長期固定金利型住宅ローン「フラット35」の金利は、
今年1月の1.30%から4月は1.44%と、わずか3か月で0.14%も上昇
しています。
「変動金利を選ぶと、金利上昇時に返済できなくなるのでは?」
「これから住宅ローンを組むなら固定金利を選ぶべき?」
など、不安に思われていらっしゃる方も多いと思います。
そこで今回は、元不動産屋で、現在は住宅ローン会社に勤務している
筆者がわかりやすく解説します。
1.【変動金利型】金利が上がっても月々の返済額は5年間変わりません!
変動金利型の住宅ローンは、6か月毎に金利の見直しをします。
つまり変動金利は、6か月固定金利ということです。
では6か月毎に返済額も変わるかというとそうではなく、返済額は5年間一定です。
何が変動するかというと、 毎月の返済額の内訳(元金と利息のバランス)が変わるだけです。
金利が上がると利息の割合が増え、元金の割合が減るということです。
そして、このズレが大きくなり過ぎないよう、5年経過ごとに、返済額の見直しをすると
いうのが変動金利型住宅ローンの一般的な定義です。
2.見直時の1.25倍ルールのMAXまでいくには5年間で金利が1.37%上昇が必要!
とは言え、このまま金利上昇が続き、5年後に返済額が一気に上がってしまったらどうしよう?」
と心配になる方もいらっしゃるかもしれません。
そこで見直し時には、直近の返済額の1.25倍までしか返済額を変えられないという
ルールがあります。※一部のネット銀行等を除く
わかりやすく言うと、当初5年間の、月々返済額が10万円だったとしたら、6年目からの
月々返済額は、その1.25倍の12.5万円までしか上げられないということです。
そうすると、もし返済額が12.5万円を超えてしまうほどの金利上昇があった場合、
12.5万円を超過する部分は未払い利息となり、最悪の場合、
「35年でローンの返済が終わらなくなってしまうのでは?」
と疑問を持たれる方もいらっしゃるかもしれません。
そこで、月々の返済額が1.25倍になるのは、どれほどの金利上昇なのかを計算してみました。

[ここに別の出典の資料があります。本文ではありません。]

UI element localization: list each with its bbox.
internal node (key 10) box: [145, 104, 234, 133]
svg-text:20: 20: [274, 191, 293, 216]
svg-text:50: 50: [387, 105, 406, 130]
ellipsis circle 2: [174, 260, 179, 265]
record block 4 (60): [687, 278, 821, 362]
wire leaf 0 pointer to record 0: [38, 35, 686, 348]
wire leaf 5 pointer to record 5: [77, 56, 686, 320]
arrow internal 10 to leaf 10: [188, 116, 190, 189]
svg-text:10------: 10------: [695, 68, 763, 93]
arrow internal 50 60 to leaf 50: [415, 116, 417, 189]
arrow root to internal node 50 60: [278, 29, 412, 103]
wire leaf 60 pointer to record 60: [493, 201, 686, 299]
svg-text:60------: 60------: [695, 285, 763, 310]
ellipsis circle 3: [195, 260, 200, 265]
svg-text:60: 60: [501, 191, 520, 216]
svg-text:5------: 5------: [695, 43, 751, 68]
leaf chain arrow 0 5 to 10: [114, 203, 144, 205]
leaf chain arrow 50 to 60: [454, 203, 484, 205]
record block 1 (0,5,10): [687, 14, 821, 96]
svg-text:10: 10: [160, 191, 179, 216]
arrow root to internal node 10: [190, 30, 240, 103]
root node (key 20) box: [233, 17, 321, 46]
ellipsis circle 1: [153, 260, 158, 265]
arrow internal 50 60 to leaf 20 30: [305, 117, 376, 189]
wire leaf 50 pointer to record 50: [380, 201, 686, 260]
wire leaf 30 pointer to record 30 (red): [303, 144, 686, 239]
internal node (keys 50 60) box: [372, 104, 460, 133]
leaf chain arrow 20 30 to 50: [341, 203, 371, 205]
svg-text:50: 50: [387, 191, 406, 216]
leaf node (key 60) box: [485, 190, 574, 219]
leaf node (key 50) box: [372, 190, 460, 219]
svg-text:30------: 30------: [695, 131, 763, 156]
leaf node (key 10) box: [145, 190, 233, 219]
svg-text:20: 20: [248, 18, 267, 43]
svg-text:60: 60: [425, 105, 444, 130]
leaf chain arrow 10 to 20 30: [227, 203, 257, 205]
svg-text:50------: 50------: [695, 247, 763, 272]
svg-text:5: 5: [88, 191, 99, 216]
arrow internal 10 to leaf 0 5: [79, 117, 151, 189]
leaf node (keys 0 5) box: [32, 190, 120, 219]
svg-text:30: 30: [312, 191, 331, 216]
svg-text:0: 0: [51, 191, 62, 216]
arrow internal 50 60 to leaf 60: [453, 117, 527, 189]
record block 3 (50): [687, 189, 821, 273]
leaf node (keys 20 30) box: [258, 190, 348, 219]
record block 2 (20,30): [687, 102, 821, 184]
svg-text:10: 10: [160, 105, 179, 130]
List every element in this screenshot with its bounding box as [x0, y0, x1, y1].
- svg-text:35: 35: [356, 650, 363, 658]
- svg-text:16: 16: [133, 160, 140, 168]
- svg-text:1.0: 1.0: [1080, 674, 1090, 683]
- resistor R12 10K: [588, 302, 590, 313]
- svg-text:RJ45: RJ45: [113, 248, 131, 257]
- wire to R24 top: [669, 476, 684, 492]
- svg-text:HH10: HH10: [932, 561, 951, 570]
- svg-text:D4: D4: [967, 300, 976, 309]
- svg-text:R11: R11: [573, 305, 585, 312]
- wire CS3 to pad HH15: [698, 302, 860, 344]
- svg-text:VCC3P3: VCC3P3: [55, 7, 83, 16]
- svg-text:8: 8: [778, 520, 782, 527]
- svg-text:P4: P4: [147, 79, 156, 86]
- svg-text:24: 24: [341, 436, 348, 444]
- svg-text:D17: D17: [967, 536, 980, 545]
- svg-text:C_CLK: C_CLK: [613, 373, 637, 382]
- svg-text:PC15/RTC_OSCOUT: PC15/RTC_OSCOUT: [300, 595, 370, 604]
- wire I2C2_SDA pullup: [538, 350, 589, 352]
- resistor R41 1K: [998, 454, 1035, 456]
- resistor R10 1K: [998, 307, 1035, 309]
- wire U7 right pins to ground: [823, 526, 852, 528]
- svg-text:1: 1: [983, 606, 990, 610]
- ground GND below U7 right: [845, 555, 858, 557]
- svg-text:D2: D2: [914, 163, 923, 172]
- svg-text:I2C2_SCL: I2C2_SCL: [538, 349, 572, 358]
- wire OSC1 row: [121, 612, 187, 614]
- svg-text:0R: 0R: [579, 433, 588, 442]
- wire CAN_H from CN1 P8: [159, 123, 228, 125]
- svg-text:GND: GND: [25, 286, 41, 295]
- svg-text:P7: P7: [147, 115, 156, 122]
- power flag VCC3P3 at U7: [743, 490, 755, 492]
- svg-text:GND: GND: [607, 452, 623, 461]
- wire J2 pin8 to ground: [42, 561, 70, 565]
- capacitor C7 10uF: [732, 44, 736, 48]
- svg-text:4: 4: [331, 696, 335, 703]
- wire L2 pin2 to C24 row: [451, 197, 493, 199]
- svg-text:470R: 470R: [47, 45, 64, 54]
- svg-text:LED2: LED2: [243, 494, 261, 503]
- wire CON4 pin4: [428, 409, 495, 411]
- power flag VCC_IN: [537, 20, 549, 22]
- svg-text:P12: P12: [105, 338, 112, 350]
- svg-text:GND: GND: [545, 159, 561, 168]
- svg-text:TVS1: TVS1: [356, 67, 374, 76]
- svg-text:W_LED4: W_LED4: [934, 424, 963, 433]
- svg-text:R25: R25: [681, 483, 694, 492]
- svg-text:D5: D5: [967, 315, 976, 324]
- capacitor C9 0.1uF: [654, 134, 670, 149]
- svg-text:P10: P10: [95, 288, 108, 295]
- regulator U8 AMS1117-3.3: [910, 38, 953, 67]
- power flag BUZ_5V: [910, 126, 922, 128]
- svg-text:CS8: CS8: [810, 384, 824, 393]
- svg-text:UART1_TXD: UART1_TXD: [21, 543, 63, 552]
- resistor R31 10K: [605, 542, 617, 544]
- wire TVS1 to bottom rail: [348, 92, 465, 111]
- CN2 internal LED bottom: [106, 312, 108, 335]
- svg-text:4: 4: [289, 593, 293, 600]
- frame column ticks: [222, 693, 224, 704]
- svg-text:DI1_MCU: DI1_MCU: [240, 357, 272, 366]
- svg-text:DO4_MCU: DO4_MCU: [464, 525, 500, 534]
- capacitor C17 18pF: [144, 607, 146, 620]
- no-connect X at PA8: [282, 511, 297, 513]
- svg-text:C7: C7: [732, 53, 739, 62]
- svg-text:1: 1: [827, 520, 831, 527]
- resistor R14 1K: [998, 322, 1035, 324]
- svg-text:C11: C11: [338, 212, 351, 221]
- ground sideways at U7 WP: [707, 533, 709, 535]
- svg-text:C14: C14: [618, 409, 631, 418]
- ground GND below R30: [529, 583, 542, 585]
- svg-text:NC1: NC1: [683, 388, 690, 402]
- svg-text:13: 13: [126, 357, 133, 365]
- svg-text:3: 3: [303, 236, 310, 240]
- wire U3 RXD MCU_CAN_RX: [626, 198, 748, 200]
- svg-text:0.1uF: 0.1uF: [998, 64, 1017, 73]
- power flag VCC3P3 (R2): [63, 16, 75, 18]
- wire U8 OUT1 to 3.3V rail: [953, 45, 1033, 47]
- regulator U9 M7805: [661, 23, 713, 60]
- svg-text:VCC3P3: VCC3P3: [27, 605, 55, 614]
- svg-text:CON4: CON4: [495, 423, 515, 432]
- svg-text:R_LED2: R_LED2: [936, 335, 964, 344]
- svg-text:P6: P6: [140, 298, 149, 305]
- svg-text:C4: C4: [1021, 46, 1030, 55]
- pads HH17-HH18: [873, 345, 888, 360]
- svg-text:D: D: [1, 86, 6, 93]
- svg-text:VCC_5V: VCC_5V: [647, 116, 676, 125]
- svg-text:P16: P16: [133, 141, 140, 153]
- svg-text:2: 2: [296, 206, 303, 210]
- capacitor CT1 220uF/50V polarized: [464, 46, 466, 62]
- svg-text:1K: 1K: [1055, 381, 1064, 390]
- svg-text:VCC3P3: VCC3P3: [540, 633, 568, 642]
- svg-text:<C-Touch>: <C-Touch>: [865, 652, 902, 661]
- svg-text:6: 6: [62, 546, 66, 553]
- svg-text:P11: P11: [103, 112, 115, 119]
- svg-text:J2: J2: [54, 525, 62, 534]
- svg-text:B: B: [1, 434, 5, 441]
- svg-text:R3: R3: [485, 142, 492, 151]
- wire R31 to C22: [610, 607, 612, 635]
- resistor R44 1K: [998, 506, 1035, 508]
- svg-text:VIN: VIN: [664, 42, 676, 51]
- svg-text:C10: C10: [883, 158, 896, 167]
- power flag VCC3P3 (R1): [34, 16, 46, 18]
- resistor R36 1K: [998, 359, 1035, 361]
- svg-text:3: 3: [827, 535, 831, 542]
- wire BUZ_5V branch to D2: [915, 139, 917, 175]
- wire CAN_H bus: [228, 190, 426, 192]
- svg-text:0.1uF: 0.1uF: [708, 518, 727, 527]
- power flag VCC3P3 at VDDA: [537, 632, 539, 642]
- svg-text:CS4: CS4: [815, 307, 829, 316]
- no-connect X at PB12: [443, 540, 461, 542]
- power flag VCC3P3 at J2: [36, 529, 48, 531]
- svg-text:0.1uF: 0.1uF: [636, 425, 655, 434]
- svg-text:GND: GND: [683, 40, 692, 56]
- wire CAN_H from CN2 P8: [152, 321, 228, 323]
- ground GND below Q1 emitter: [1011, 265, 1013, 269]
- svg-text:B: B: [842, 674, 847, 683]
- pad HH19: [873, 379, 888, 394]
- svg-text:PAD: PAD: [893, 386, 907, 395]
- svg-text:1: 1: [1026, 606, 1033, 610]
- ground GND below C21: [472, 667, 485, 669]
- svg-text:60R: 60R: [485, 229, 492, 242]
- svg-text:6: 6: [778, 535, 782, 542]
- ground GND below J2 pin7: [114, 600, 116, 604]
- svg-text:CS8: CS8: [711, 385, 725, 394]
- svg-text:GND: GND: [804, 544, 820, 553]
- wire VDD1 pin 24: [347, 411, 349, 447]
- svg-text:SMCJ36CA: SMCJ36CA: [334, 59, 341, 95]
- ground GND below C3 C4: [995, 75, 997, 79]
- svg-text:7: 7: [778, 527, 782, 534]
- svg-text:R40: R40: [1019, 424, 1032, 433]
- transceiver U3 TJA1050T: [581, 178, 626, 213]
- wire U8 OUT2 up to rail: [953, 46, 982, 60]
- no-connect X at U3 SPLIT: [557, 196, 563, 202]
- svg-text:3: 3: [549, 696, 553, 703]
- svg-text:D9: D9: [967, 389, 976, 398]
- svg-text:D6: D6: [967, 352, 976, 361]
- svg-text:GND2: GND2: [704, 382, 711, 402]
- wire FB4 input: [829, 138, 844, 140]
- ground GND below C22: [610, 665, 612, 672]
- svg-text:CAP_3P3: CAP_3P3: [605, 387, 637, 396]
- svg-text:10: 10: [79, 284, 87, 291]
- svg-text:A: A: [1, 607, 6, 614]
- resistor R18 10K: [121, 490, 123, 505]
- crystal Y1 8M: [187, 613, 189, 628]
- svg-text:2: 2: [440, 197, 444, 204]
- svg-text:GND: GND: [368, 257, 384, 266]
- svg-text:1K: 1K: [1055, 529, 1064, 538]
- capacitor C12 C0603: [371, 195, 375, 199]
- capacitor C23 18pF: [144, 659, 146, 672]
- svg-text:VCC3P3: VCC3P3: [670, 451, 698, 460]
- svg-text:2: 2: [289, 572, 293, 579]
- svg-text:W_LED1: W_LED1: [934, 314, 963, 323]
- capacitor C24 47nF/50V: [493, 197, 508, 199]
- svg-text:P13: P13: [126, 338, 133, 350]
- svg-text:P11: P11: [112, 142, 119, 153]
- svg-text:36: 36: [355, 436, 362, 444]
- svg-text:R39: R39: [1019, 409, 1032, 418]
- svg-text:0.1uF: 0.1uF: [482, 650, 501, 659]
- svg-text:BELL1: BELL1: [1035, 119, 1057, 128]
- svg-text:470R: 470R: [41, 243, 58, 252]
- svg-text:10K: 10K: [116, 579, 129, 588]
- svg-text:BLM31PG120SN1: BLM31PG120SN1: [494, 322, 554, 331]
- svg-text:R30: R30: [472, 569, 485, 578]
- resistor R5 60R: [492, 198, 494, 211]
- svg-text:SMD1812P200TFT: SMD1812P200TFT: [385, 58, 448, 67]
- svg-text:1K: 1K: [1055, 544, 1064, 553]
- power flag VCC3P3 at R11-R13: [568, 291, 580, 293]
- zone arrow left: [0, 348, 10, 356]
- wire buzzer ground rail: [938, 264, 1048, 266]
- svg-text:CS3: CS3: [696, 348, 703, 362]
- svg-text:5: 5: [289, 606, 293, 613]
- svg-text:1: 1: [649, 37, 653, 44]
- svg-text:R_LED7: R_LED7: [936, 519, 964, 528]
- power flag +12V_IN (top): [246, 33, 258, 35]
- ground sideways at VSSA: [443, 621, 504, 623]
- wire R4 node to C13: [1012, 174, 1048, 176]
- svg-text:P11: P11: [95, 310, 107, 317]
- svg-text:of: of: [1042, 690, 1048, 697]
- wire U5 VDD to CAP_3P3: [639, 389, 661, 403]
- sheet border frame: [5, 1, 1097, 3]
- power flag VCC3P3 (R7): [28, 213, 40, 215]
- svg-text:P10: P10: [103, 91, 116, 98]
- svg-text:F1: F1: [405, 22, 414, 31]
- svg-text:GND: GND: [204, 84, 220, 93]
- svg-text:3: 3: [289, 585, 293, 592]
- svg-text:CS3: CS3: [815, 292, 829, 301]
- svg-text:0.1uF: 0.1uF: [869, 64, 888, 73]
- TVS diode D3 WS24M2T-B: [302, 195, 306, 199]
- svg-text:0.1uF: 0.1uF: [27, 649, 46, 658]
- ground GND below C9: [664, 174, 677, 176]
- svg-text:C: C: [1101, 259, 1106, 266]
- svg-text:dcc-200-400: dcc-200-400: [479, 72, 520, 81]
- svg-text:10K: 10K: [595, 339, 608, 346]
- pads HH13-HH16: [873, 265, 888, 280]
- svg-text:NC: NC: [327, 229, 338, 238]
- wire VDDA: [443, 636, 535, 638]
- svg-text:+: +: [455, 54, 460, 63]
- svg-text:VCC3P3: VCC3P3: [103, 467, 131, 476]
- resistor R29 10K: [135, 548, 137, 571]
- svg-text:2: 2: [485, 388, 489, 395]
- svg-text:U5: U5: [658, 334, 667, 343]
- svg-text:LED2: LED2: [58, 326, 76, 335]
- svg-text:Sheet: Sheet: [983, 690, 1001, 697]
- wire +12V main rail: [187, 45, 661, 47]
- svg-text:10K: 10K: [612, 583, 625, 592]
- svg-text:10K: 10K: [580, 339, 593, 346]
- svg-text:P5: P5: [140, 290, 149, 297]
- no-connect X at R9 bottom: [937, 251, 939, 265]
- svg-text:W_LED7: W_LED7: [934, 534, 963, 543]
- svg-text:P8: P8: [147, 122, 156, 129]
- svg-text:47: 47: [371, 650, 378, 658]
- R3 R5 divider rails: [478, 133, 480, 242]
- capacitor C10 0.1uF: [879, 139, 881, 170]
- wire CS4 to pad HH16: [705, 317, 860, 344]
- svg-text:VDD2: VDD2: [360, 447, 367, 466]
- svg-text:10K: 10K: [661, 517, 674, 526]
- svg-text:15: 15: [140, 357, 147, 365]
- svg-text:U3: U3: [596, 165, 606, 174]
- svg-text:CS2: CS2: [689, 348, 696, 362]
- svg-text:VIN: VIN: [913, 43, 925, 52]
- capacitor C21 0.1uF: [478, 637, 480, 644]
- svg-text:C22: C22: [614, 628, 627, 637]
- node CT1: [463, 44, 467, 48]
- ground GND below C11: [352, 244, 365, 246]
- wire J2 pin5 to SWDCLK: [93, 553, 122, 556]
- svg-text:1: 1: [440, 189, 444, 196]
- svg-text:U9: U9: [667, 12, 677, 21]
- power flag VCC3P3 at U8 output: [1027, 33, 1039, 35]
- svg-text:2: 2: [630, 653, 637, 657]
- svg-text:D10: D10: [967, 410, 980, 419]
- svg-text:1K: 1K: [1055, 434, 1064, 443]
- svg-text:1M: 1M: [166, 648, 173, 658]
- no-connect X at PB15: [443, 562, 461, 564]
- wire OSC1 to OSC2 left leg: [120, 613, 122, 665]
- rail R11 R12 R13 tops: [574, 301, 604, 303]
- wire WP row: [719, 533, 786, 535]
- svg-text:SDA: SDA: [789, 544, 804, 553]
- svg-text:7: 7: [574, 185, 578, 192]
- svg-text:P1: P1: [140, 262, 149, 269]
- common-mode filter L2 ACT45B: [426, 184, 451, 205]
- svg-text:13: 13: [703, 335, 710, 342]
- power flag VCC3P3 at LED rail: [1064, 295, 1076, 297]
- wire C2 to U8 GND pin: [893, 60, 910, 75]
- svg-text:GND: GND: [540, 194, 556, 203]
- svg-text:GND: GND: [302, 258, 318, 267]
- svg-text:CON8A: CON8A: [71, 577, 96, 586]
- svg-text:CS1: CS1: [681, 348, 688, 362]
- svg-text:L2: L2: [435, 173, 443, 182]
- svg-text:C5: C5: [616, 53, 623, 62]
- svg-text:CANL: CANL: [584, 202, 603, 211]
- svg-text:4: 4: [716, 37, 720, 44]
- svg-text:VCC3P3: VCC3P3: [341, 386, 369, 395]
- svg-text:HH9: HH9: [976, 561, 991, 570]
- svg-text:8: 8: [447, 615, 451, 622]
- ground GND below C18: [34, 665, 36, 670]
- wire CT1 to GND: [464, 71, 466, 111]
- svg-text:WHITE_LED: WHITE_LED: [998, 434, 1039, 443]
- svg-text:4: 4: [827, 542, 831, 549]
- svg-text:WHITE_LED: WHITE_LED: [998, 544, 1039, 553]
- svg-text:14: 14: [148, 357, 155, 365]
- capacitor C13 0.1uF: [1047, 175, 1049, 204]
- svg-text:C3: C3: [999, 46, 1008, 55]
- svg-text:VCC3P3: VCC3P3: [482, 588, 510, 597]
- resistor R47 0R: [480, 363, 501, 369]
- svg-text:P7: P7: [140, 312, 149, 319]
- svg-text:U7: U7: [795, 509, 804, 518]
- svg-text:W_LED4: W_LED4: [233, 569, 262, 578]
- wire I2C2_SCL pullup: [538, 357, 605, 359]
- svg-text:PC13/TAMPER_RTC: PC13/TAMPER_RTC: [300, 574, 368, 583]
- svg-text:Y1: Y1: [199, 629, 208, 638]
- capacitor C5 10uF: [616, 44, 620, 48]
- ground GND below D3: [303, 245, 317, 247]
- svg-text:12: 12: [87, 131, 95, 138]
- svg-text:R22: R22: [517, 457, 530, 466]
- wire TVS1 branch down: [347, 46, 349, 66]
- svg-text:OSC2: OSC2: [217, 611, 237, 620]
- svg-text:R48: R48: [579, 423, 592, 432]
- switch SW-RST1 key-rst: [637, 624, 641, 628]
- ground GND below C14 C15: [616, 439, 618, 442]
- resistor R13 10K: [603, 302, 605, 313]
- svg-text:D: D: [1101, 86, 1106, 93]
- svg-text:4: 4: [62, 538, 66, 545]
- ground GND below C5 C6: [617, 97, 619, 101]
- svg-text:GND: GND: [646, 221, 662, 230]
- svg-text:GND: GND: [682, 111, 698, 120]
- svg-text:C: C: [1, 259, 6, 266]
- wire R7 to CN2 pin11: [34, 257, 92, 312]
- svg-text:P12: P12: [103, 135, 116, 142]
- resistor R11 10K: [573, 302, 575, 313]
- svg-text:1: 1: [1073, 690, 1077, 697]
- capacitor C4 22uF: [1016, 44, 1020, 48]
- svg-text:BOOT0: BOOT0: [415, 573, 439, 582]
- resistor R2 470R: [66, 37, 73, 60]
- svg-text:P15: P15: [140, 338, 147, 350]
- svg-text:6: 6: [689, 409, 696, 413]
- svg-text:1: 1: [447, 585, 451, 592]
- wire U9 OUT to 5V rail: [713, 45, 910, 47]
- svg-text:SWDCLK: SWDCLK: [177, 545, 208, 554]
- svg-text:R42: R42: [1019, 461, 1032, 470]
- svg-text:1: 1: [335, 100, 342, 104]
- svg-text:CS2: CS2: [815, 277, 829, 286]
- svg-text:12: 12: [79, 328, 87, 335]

まず、前提条件として3,500万円を金利0.5%、35年の元利均等返済で借入した場合で
計算すると、月々返済額は90,854円となります。
単純にこの1.25倍は113,567円ですが、同じ条件でこの返済額を超えるのは、
金利1.87%の時で、月々返済額が113,620円となります。
6か月毎の金利変動等を考慮すると、計算方法は厳密には違ってきますが、
概ね現在、金利0.5%で返済している人なら、5年後に金利1.87%以上にならない限り、
6年目以降の月々返済額が1.25倍以上にはならないということです。
ちなみに上のグラフは、住宅金融支援機構のHPから抜粋した金利推移のグラフです。
変動金利は、バブル崩壊後の1990年代後半から、ここ20年以上ずっと横ばいです。
はたして現在のような経済状況下で、5年後に住宅ローンの金利が1.37%も上昇する
でしょうか?
もし、そのような急激な金利変動があったとしたら、住宅ローン破綻者が激増し、
社会が混乱するため、金利の上昇は慎重に行われるでしょう。
ちなみに、上のグラフで赤線が金利変動型の金利推移ですが、現在は2.475%です。
これは基準になる金利(=「店頭金利」)で、金融機関は、借入する人の属性等によって、
ここから一定の利息をディスカウントしたる金利(=「適用金利」)で、実際は借入する
ことになります。
金利が上昇するというのは、この店頭金利が上昇するという意味です。
3. 金利上昇がない【フラット35】より、やっぱり金利の低い変動金利型の方がオトク!
それに比べ、長期固定金利型住宅ローン【フラット35】は、一律に金利を定めており、
毎月1日に、金利が発表されます。
変動金利と比べ、固定金利の方が金利水準は高くなりますが、これを安心という面だけで
捉えるには、若干金利差があるように思えます。
◆3,500万円を35年・元利均等返済で借りた場合(第1回目の返済額内訳)
【変動金利型】金利0.50%・・・月々返済額 90,854円(うち元金76,271円・利息14,583円)
【固定金利型】金利1.40%・・・月々返済額105,458円(うち元金64,625円・利息40,833円)
変動金利型の方が、月々返済額が少なくなるのはもちろんですが、うち 元金の返済額が
固定金利型よりも月々11,646円も大きいというのは意外ではなかったでしょうか?
是非、この点に注目して頂きたいです。
確かに金利上昇局面と言われると、【フラット35】のような固定金利型の住宅ローンを
勧めてくる業者もいると思われますが、現状で1%程度の金利差がある間は、
私個人的には、まだまだ変動金利型の方が有利と言えるのではないかと思います。